# Some Complex Analysis help

1. Mar 16, 2006

### Warr

Here's my question:

Let f and g be analytic inside and on the smple loop $$\Gamma$$. Prove that if f(z)=g(z) for all z on $$\Gamma$$, then f(z)=g(z) for all z inside $$\Gamma$$.

Don't really know where to start on this one. This comes from the section 'Cauchy's Integral Formula'.

2. Mar 16, 2006

### cepheid

Staff Emeritus
What does Cauchy's Integral Formula tell you about the value of a function at point z0 **inside** Gamma in terms of the integral of that function around Gamma?

3. Mar 16, 2006

### Warr

well it states that for a point z0 inside gamma,

$$f(z_0)=\frac{1}{2\pi\i}{\int_\Gamma}\frac{f(z)}{z-z_0}dz$$

But where do I go from there. I think i'm missing something big and obvious :x

k here is my guess:

since $$f(z_0)=g(z_0)$$ for all $$z_0$$ on $$\Gamma$$, then we know

$$\frac{1}{2\pi\i}{\int_\Gamma}\frac{f(z)}{z-z_0}dz=\frac{1}{2\pi\i}{\int_\Gamma}\frac{g(z)}{z-z_0}dz$$, and therefore f(z)=g(z) for all z in $$\Gamma$$ since this formula is ambiguous whether z_0 is on $$\Gamma$$ or inside of it.

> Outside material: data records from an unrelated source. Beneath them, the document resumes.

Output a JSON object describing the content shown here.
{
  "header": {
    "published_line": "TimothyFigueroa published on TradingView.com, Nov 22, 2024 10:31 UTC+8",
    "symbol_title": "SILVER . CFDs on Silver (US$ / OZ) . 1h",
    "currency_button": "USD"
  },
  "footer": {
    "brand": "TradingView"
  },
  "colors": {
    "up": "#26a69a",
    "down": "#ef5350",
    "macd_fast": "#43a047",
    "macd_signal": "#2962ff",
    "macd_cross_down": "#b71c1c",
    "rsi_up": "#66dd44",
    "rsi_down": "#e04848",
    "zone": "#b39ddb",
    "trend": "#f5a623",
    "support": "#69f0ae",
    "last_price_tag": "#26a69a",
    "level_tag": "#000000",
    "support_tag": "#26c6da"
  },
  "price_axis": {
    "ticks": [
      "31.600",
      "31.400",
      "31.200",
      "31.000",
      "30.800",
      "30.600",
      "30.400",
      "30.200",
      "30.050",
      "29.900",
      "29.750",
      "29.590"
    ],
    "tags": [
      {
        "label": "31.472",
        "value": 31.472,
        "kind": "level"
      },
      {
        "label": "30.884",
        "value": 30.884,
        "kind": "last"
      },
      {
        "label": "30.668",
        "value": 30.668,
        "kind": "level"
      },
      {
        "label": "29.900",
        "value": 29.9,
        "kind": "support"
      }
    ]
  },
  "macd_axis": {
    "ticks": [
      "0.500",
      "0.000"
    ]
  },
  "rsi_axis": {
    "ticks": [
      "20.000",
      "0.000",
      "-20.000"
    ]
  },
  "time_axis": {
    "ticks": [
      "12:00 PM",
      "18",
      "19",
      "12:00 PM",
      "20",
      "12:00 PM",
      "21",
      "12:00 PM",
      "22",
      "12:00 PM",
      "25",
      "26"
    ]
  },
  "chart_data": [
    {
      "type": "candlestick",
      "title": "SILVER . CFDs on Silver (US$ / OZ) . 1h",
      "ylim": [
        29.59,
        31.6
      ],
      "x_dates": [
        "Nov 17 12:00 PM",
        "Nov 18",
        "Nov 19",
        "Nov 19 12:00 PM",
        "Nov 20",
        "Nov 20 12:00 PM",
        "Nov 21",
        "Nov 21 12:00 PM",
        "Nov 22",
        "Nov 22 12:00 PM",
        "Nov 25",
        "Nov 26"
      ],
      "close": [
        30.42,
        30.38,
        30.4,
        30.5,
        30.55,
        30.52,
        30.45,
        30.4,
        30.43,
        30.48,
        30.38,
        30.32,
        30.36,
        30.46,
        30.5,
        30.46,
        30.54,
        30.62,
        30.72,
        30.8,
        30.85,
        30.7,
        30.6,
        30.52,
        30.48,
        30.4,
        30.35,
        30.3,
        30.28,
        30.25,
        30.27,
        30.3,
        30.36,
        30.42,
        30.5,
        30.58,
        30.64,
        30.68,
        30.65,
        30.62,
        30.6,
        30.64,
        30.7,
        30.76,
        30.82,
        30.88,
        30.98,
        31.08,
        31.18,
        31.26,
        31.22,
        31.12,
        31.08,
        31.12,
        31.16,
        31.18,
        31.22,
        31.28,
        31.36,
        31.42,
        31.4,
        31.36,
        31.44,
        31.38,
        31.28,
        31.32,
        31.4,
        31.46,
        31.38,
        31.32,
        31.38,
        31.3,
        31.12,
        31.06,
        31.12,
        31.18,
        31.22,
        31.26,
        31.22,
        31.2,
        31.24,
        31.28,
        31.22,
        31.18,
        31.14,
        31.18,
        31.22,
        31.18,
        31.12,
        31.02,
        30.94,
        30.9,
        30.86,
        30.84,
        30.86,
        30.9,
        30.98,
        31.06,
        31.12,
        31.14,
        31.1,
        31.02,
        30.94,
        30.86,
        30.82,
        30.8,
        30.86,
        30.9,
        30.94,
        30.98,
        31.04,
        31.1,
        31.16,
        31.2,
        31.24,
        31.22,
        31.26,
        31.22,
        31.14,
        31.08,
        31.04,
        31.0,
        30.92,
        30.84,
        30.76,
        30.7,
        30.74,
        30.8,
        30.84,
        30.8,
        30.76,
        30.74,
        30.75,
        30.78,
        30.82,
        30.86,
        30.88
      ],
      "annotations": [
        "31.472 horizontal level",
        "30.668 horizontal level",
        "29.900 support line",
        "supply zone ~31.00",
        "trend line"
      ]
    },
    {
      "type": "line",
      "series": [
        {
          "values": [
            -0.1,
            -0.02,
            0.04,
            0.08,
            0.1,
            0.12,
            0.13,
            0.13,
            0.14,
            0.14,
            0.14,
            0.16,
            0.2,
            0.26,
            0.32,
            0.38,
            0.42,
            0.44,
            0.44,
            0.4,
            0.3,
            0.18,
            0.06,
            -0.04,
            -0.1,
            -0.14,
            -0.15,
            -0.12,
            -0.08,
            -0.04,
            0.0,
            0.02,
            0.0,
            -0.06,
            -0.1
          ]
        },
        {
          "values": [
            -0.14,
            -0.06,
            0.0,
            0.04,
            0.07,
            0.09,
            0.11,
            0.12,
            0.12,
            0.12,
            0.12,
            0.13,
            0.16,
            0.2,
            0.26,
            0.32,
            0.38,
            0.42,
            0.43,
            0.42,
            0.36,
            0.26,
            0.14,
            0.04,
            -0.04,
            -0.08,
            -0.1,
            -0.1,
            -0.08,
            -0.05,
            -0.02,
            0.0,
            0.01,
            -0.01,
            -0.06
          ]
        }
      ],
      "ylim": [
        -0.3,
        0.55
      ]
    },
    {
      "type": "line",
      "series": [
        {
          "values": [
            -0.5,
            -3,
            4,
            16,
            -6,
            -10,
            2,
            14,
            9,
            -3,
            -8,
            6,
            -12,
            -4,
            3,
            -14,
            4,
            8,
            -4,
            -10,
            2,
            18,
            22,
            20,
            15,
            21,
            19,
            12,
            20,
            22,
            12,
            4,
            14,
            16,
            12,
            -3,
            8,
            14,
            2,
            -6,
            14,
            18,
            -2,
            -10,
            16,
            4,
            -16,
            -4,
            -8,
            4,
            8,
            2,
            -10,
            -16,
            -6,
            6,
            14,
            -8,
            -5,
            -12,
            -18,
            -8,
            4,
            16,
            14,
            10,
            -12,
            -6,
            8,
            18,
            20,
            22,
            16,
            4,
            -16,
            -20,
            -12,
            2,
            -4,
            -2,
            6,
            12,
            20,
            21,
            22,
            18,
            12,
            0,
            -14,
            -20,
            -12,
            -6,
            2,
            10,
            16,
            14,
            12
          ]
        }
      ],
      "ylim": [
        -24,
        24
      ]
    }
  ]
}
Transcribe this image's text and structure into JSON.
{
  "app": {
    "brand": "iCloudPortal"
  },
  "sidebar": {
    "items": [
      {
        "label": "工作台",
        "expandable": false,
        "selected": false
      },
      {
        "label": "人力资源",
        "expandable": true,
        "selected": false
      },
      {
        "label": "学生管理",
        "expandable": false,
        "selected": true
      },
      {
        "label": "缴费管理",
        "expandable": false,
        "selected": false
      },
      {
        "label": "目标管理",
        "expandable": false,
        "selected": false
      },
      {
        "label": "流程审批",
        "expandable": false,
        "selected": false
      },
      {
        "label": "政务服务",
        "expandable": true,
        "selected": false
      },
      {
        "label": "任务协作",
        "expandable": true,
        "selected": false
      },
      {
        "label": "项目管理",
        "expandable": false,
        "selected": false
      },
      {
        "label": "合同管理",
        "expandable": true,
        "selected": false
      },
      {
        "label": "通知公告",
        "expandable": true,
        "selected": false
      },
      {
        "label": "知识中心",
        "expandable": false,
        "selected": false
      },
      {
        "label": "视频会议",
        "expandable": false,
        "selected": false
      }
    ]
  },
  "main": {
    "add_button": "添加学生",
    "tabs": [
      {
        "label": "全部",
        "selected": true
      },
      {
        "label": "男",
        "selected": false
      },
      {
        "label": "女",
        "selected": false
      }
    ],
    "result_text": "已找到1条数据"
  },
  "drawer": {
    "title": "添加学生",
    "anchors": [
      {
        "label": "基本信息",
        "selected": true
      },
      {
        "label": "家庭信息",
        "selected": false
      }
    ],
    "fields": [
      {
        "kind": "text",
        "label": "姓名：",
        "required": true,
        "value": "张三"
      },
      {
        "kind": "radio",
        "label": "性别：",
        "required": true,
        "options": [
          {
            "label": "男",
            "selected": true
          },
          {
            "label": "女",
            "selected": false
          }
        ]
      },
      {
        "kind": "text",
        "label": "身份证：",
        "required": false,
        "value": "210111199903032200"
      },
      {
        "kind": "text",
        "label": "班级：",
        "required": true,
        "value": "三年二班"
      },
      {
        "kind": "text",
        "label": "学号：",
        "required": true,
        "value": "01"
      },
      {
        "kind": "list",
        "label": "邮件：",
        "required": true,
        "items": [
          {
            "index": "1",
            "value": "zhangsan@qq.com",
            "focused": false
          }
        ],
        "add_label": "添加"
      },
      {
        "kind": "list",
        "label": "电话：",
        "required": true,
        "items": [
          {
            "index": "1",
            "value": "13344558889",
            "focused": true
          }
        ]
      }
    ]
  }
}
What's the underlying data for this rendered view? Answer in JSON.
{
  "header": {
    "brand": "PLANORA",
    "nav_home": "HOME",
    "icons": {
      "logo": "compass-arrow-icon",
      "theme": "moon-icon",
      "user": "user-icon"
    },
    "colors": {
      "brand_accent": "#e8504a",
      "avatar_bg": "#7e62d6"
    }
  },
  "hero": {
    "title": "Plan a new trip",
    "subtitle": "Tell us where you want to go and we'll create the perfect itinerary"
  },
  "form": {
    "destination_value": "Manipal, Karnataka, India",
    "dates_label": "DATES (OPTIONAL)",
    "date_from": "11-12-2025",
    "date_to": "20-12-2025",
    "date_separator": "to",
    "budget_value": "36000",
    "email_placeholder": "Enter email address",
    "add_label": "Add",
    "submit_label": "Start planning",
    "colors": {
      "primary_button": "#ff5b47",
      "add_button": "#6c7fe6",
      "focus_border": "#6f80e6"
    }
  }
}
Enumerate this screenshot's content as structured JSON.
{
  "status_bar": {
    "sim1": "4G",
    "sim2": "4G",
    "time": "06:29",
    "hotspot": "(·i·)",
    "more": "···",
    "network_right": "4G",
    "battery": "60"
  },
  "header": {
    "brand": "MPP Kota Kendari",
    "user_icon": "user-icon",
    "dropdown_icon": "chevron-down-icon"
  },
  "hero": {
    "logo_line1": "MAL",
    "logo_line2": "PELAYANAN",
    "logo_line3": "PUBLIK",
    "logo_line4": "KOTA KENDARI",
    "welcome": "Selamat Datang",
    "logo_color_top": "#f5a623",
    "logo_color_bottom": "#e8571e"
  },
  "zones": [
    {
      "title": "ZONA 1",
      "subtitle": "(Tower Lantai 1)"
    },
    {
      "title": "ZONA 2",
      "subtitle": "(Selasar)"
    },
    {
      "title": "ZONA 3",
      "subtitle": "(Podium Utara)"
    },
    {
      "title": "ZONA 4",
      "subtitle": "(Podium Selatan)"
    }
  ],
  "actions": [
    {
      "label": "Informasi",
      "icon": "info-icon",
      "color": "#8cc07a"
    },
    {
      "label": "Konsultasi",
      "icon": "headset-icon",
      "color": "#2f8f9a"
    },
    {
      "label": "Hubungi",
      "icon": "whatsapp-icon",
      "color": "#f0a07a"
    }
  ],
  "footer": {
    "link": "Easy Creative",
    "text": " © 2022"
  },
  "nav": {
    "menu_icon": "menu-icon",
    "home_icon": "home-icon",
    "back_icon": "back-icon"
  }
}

Problem is this seems like i'm missing something. For this case, even if I write that shouldn't it still only apply to the loop itself and not what is inside. Is there some subtle thing I am missing that would allow me to actually say what I just said?

Last edited: Mar 16, 2006
4. Mar 16, 2006

### HallsofIvy

Staff Emeritus
That's a perfectly valid proof. However, it's not true that "this formula is ambiguous whether z_0 is on or inside of it". It requires that z0 be inside the loop so that $\frac{f(z)}{z-z_0}$ be defined for all x on the loop.

5. Mar 17, 2006

### cepheid

Staff Emeritus
How can you start the proof with this statement? That is what you are trying to prove!

Ummmm......NO. As Halls pointed out, z0 is a point INSIDE gamma, not on it.

I think this is the statement you start the proof with. It follows immediately from the fact that f(z) = g(z) on Gamma. From there the proof is as straightforward as applying the formula.

6. Mar 17, 2006

### Warr

Sorry, I don't think I was thinking too clearly when I wrote that. Thanks for the advice.